L’Espagne a consacré 200 millions d’euros pour lutter contre les violences conjugales considérées parfois comme du «terrorisme misogyne.» L’Espagne a reformée son système pénal en 2004, créant 106 tribunaux et un parquet spécialisé. En 15 ans le nombre de femmes tuées par leur conjoint chaque année est passé de 71 à 43.  En comparaison, la France affiche des résultats médiocres avec ses 79 millions d’euros promis. Or, la Fondation des Femmes estime qu’il faudrait entre 500 millions et 1 milliard d’euros de budget pour lutter efficacement contre les violences conjugales à elles seules. Le budget alloué au Secrétariat à l’Égalité femmes-hommes présenté le 25 septembre 2019 pour l’année 2020 a baissé de 25.750€ par rapport à 2019 (budget 2019:  29.871.581€ ; budget 2020: 29.845.831€). Comment une telle réalité de vie et de mort pour plus de la moitié de la population peut-elle non seulement avoir persisté mais ne pas constituer une priorité sociétale? Et pourtant, il y a eu écrits, études et autres formes de recherches et d’information sur ce fléau qui s’abat sur des femmes prises dans un tourbillon de violences de la part de leur proches ou ex, et pour quels effets?

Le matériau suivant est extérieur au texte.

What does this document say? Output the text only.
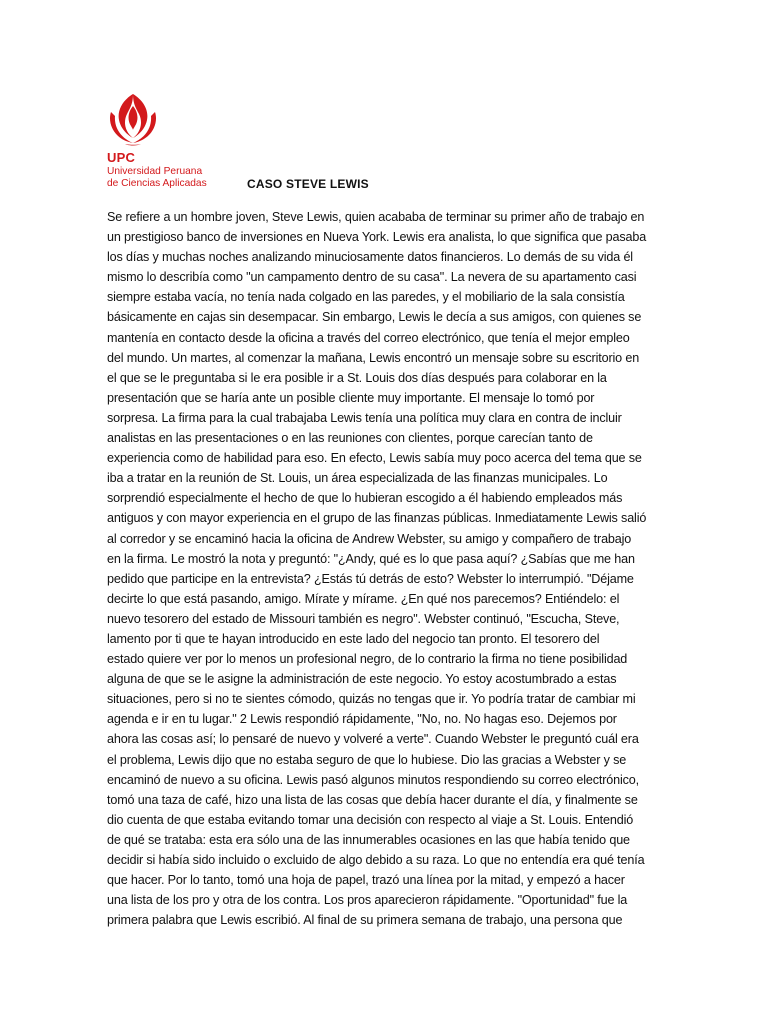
UPC
Universidad Peruana
de Ciencias Aplicadas	CASO STEVE LEWIS
Se refiere a un hombre joven, Steve Lewis, quien acababa de terminar su primer año de trabajo en
un prestigioso banco de inversiones en Nueva York. Lewis era analista, lo que significa que pasaba
los días y muchas noches analizando minuciosamente datos financieros. Lo demás de su vida él
mismo lo describía como "un campamento dentro de su casa". La nevera de su apartamento casi
siempre estaba vacía, no tenía nada colgado en las paredes, y el mobiliario de la sala consistía
básicamente en cajas sin desempacar. Sin embargo, Lewis le decía a sus amigos, con quienes se
mantenía en contacto desde la oficina a través del correo electrónico, que tenía el mejor empleo
del mundo. Un martes, al comenzar la mañana, Lewis encontró un mensaje sobre su escritorio en
el que se le preguntaba si le era posible ir a St. Louis dos días después para colaborar en la
presentación que se haría ante un posible cliente muy importante. El mensaje lo tomó por
sorpresa. La firma para la cual trabajaba Lewis tenía una política muy clara en contra de incluir
analistas en las presentaciones o en las reuniones con clientes, porque carecían tanto de
experiencia como de habilidad para eso. En efecto, Lewis sabía muy poco acerca del tema que se
iba a tratar en la reunión de St. Louis, un área especializada de las finanzas municipales. Lo
sorprendió especialmente el hecho de que lo hubieran escogido a él habiendo empleados más
antiguos y con mayor experiencia en el grupo de las finanzas públicas. Inmediatamente Lewis salió
al corredor y se encaminó hacia la oficina de Andrew Webster, su amigo y compañero de trabajo
en la firma. Le mostró la nota y preguntó: "¿Andy, qué es lo que pasa aquí? ¿Sabías que me han
pedido que participe en la entrevista? ¿Estás tú detrás de esto? Webster lo interrumpió. "Déjame
decirte lo que está pasando, amigo. Mírate y mírame. ¿En qué nos parecemos? Entiéndelo: el
nuevo tesorero del estado de Missouri también es negro". Webster continuó, "Escucha, Steve,
lamento por ti que te hayan introducido en este lado del negocio tan pronto. El tesorero del
estado quiere ver por lo menos un profesional negro, de lo contrario la firma no tiene posibilidad
alguna de que se le asigne la administración de este negocio. Yo estoy acostumbrado a estas
situaciones, pero si no te sientes cómodo, quizás no tengas que ir. Yo podría tratar de cambiar mi
agenda e ir en tu lugar." 2 Lewis respondió rápidamente, "No, no. No hagas eso. Dejemos por
ahora las cosas así; lo pensaré de nuevo y volveré a verte". Cuando Webster le preguntó cuál era
el problema, Lewis dijo que no estaba seguro de que lo hubiese. Dio las gracias a Webster y se
encaminó de nuevo a su oficina. Lewis pasó algunos minutos respondiendo su correo electrónico,
tomó una taza de café, hizo una lista de las cosas que debía hacer durante el día, y finalmente se
dio cuenta de que estaba evitando tomar una decisión con respecto al viaje a St. Louis. Entendió
de qué se trataba: esta era sólo una de las innumerables ocasiones en las que había tenido que
decidir si había sido incluido o excluido de algo debido a su raza. Lo que no entendía era qué tenía
que hacer. Por lo tanto, tomó una hoja de papel, trazó una línea por la mitad, y empezó a hacer
una lista de los pro y otra de los contra. Los pros aparecieron rápidamente. "Oportunidad" fue la
primera palabra que Lewis escribió. Al final de su primera semana de trabajo, una persona que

L’invisibilité des crimes sur les femmes vient du fait qu’ils sont mal nommés comme le rappelle Amélie Gallois dans «On tue une femme,» pire encore ajoute-t-elle, «mal nommer un objet c’est lui en substituer un autre.»

Jusqu’en 1975, l’adultère était considéré comme une circonstance atténuante dans le cas d’un meurtre commis par l’époux sur son épouse : seuls les époux étaient excusables. En Italie, le crime d’honneur n’est aboli que depuis 1981. Dans sa thèse intitulée «Le crime passionnel. Étude du processus de passage à l’acte et de sa répression», Me Habiba Touré explique «à l’époque, l’homme qui tuait sa femme était un romantique».

En France, ce n’est que depuis 25 ans, que le crime conjugal est devenu une circonstance aggravante du meurtre/assassinat (Décret no 94-167 du 25 février 1994 modifiant certaines dispositions de droit pénal et de procédure pénale). En 2006, cette disposition sera élargie aux concubins, «pacsés» et aux «ex», le meurtre sur un conjoint, pacsé concubin ou ex étant puni de la réclusion criminelle à perpétuité (à noter que le code pénal ne pose que des peines plafonds et non des peines planchers; le juge étant libre de condamner « le mis en cause » à une peine bien moindre). Depuis quelques années, les associations féministes emploient le terme «féminicide» (le meurtre d’une femme/fille pour le fait qu’elle soit femme/fille, que ce soit dans la sphère intime, non intime ou publique) pour parler des violences conjugales et militent pour sa reconnaissance pénale.

Comme souvent, l’art doit venir à la rescousse pour sortir des mythes qui ont permis le patriarcat, et revenir à la réalité.  La performance dans les lieux publics possède les qualités de la dissidence et aussi de la conscientisation nécessaire.  

Suite à la grande collecte des archives de femmes de 2018, l’artiste Sophie Bourel a conceptualisé un projet de mise en espace de lecture à voix haute intitulé Mots Écrits, à partir de la réalité des textes d’archives de femmes pour mettre sur la scène une histoire des femmes qui a été invisibilisée. Les textes seront lus à voix haute par des amateur.es qui auront été formées par l’artiste. Sophie Bourel croit, en effet, en la force de la lecture à voix haute qui est à la fois un art exigeant et accessible à toutes et tous, «et cela fait du bien mécaniquement.»